Haplodrassus bechuanicus
- Conservation status: Least Concern (SANBI Red List)

Scientific classification
- Kingdom: Animalia
- Phylum: Arthropoda
- Subphylum: Chelicerata
- Class: Arachnida
- Order: Araneae
- Infraorder: Araneomorphae
- Family: Gnaphosidae
- Genus: Haplodrassus
- Species: H. bechuanicus
- Binomial name: Haplodrassus bechuanicus (Tucker, 1923)
- Synonyms: Drassodes bechuanicus Tucker, 1923 ;

= Haplodrassus bechuanicus =

- Authority: (Tucker, 1923)
- Conservation status: LC

Species of spider

Haplodrassus bechuanicus is a species of spider in the family Gnaphosidae.
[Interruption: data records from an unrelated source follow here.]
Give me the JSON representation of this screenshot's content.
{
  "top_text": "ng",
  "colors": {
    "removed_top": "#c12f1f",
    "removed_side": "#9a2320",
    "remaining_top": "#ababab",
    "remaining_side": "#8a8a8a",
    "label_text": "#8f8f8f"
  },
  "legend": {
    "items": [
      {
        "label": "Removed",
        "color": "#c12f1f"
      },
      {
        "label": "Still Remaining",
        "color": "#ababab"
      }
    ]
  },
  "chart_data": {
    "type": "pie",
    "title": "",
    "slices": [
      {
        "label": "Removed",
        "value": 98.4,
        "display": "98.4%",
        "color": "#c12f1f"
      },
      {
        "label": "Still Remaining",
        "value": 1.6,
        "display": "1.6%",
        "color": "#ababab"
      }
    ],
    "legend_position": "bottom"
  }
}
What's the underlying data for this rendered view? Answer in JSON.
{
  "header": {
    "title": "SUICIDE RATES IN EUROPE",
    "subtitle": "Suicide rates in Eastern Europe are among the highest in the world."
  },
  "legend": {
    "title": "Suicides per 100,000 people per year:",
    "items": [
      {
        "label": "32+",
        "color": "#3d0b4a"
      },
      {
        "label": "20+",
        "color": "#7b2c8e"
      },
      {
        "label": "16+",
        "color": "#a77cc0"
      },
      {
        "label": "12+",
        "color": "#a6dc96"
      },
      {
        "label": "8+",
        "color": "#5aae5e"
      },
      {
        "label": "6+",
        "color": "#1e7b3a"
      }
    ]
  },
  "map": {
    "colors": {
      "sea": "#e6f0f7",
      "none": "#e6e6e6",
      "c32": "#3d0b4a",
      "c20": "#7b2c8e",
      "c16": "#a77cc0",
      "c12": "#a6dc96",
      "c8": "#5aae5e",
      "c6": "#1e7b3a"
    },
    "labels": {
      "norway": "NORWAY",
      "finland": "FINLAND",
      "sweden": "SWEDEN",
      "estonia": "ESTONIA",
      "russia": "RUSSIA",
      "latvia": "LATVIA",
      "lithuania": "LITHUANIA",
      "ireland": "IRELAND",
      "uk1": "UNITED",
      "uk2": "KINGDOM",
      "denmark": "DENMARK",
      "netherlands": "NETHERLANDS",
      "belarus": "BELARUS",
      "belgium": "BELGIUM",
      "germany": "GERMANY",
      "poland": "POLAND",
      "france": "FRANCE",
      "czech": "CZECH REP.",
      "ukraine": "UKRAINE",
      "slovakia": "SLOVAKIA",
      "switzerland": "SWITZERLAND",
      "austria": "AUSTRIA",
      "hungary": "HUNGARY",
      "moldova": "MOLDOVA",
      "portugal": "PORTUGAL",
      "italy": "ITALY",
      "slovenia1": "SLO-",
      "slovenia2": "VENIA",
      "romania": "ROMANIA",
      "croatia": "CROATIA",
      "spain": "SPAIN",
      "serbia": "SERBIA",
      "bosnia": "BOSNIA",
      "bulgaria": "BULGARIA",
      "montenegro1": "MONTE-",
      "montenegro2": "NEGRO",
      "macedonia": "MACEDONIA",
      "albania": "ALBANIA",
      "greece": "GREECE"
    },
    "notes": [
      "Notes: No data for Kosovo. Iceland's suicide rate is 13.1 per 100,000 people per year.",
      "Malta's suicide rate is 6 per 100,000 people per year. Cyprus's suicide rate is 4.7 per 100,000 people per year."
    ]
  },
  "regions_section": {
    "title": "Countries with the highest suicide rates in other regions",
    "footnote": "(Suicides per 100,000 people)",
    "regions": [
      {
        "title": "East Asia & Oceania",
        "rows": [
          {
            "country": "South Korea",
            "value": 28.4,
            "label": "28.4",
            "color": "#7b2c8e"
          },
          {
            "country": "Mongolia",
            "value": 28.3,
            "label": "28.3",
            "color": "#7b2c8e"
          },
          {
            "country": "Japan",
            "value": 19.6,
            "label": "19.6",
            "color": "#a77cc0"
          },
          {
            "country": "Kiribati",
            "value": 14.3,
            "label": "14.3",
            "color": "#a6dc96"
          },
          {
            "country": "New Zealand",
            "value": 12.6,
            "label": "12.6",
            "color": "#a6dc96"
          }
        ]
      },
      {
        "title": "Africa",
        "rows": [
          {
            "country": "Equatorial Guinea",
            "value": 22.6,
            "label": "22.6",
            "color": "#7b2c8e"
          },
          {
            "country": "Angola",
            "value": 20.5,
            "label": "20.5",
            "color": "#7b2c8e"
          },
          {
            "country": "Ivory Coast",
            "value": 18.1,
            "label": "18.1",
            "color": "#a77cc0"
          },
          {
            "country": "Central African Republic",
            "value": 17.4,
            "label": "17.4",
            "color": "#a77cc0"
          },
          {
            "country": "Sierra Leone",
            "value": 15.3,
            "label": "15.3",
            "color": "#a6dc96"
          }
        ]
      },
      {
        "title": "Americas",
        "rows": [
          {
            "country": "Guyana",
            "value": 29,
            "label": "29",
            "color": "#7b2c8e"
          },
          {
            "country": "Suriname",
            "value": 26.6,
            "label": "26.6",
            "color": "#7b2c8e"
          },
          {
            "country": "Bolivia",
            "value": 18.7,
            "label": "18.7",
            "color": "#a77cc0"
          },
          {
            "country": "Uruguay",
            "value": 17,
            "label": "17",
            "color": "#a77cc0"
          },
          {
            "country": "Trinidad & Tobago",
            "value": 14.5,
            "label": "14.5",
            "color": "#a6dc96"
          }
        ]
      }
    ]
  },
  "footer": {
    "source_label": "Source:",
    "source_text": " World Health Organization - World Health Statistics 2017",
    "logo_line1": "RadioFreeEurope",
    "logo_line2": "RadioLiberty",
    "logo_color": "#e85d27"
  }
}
It is endemic to southern Africa.

==Etymology==
The specific name bechuanicus refers to Bechuanaland, the former name of Botswana, where the species was first described.

==Distribution==
Haplodrassus bechuanicus occurs in three African countries: Botswana, Namibia, and South Africa. Within South Africa, the species is found in four provinces: Free State, Gauteng, KwaZulu-Natal, and Limpopo.

==Habitat and ecology==
The species is a free-living ground dweller that inhabits the Grassland and Savanna biomes at altitudes ranging from 271 to 1,500 m above sea level.

==Description==

Haplodrassus bechuanicus is known only from females. From the specimens studied, it has yellowish-brown legs and a light yellowish-brown carapace which becomes darker and redder distally, and black-red chelicerae. Its abdomen bears faint dark spots. The specimen described by Tucker had a carapace of 4.8 mm and a total length of 10.6 mm.

==Conservation==
Haplodrassus bechuanicus is listed as Least Concern by the South African National Biodiversity Institute due to its wide distribution. The species is protected in two protected areas: Ophathe Game Reserve and Polokwane Nature Reserve.

==Taxonomy==
The species was originally described by Richard William Ethelbert Tucker in 1923 as Drassodes bechuanicus from Botswana. In 2025, Yuri M. Marusik and Charles R. Haddad transferred the species to the genus Haplodrassus based on morphological characteristics, particularly the flattened retrolateral tibial apophyses positioned dorsally on the male pedipalp.